260 p. (Col. Resgate, 12)
ISBN 85-86512-15-X
Com o apoio do Governo do Estado do Amazonas
A PIRACEMA
Aqui é um lago, feito de água clara;
Visualmente negro se mostrando;
Calmo que sobre si passa uma igara,
Como no espaço um passarinho voando.
Sol, das dez da manhã. O amor compara
Este quadro à virtude. Um vento brando...
Mas lá fora no rio. Ele aqui pára,
O lago, a mata e o Céu quietos deixando.
Do anivelado espelho d'água, apenas
Manchado levemente por pequenas
Nódoas que lhe colorem, nódoas cérulas,
Aos bandos, as sardinhas vão surgindo,
Frágeis, cambiantes, rápidas fugindo,
Como travessas conchas madrepérolas.
VISTA IGNOTA
Há um ruído infernal, dentro do leito
Do rio. A lontra rosna. A capivara
Espavorida esconde-se no estreito
De um paraná, que a enchente ali formara.

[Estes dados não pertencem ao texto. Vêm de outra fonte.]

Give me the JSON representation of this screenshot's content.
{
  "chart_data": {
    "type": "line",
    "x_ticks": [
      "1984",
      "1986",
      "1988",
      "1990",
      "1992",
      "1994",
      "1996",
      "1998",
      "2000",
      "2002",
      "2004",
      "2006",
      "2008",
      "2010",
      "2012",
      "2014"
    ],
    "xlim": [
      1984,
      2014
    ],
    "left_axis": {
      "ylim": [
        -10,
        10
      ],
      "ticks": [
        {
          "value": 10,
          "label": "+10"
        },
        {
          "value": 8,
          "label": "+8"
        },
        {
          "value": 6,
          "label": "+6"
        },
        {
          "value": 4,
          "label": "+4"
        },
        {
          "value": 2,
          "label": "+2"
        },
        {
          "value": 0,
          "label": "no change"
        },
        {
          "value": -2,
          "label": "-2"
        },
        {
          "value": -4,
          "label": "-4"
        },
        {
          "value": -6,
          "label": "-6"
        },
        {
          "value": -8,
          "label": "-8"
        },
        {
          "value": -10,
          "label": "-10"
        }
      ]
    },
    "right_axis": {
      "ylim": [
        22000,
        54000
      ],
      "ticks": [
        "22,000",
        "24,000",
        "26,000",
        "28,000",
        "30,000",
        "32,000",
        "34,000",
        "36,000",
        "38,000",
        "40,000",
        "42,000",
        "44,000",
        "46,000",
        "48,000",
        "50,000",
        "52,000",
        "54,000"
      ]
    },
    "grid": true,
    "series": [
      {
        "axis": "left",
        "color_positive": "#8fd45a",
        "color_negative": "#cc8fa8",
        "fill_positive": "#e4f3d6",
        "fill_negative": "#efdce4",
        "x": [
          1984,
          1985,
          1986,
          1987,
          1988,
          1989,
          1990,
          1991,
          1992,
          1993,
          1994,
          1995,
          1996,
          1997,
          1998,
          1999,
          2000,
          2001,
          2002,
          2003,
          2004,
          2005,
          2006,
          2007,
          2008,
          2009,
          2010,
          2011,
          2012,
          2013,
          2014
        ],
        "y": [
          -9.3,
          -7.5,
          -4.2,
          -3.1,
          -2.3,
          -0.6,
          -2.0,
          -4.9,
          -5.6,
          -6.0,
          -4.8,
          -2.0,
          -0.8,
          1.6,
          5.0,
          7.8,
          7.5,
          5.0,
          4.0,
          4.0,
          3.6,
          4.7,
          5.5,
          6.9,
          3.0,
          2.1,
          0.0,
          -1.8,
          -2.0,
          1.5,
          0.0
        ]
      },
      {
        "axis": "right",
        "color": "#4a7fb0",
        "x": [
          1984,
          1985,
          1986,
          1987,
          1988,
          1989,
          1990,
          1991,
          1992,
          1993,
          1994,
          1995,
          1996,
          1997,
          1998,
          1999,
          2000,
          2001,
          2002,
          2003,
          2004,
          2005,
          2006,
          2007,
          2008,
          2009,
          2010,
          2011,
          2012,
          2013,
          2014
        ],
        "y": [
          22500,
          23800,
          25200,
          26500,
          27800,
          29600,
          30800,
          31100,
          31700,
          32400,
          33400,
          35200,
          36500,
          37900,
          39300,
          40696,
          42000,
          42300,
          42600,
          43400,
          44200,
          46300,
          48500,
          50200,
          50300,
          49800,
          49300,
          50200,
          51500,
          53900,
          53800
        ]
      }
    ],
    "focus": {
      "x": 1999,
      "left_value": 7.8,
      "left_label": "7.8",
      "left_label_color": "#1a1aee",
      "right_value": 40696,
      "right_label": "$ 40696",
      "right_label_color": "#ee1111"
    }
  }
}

O jacaré, levando tudo de eito,
Foge, estrugindo horrivelmente; e, para
Mais aumentar o grande ruído feito,
O rio inteiro se convulsionara...
E, enquanto em medo tudo se alvorota,
Nesta paisagem visualmente ignota,
Mas facilmente do índio percebida,
Uma anta firme, calma que arrebata,
Corta o fundo das éguas, distraída,
Como se fosse andando pela mata!...
VAZANTE
O mês de julho mostra um tempo novo
Em tudo: à margem pousa alegre bando
De borboletas, cor de gema de ovo,
O declive das águas anunciando.
Da floresta central, de lá de ignotas
Matas, voltam, da imensa arribação,
Os maguaris, as garças e as gaivotas,
- A beleza das praias no verão!
E o uirapajé cantando, e a saracura
Cantando, em fim o plácido barulho
Das aves todas, dá-nos a envoltura
Dessas manhãs esplêndidas de julho.
A própria vida mais amor exalta,
Nesses dias magníficos, sem-par,
Quando mais se ouve o canto da pernalta,
No alegre anseio de nidificar.
EPÍLOGO
Só de um lance de vista a ideia morre,
Sem ver no Solimões grandeza alguma;
Porque assim de relance, mal parece
Um vasto espelho de moldura verde
Onde o Céu tem costume de mirar-se!
Vede-o alternadamente:
É um mar tranquilo
Onde passa um navio. Agora, é a praia
— Branca toalha de Deus ao Sol corando,
Uma igara, que o desça, a vida lembra
No declive do mundo enfurecido,
E ora tão calmo, das paixões humanas.
A garça que ali pouse, é o ponto branco
Da pulcra proposição: — a ave é a poesia.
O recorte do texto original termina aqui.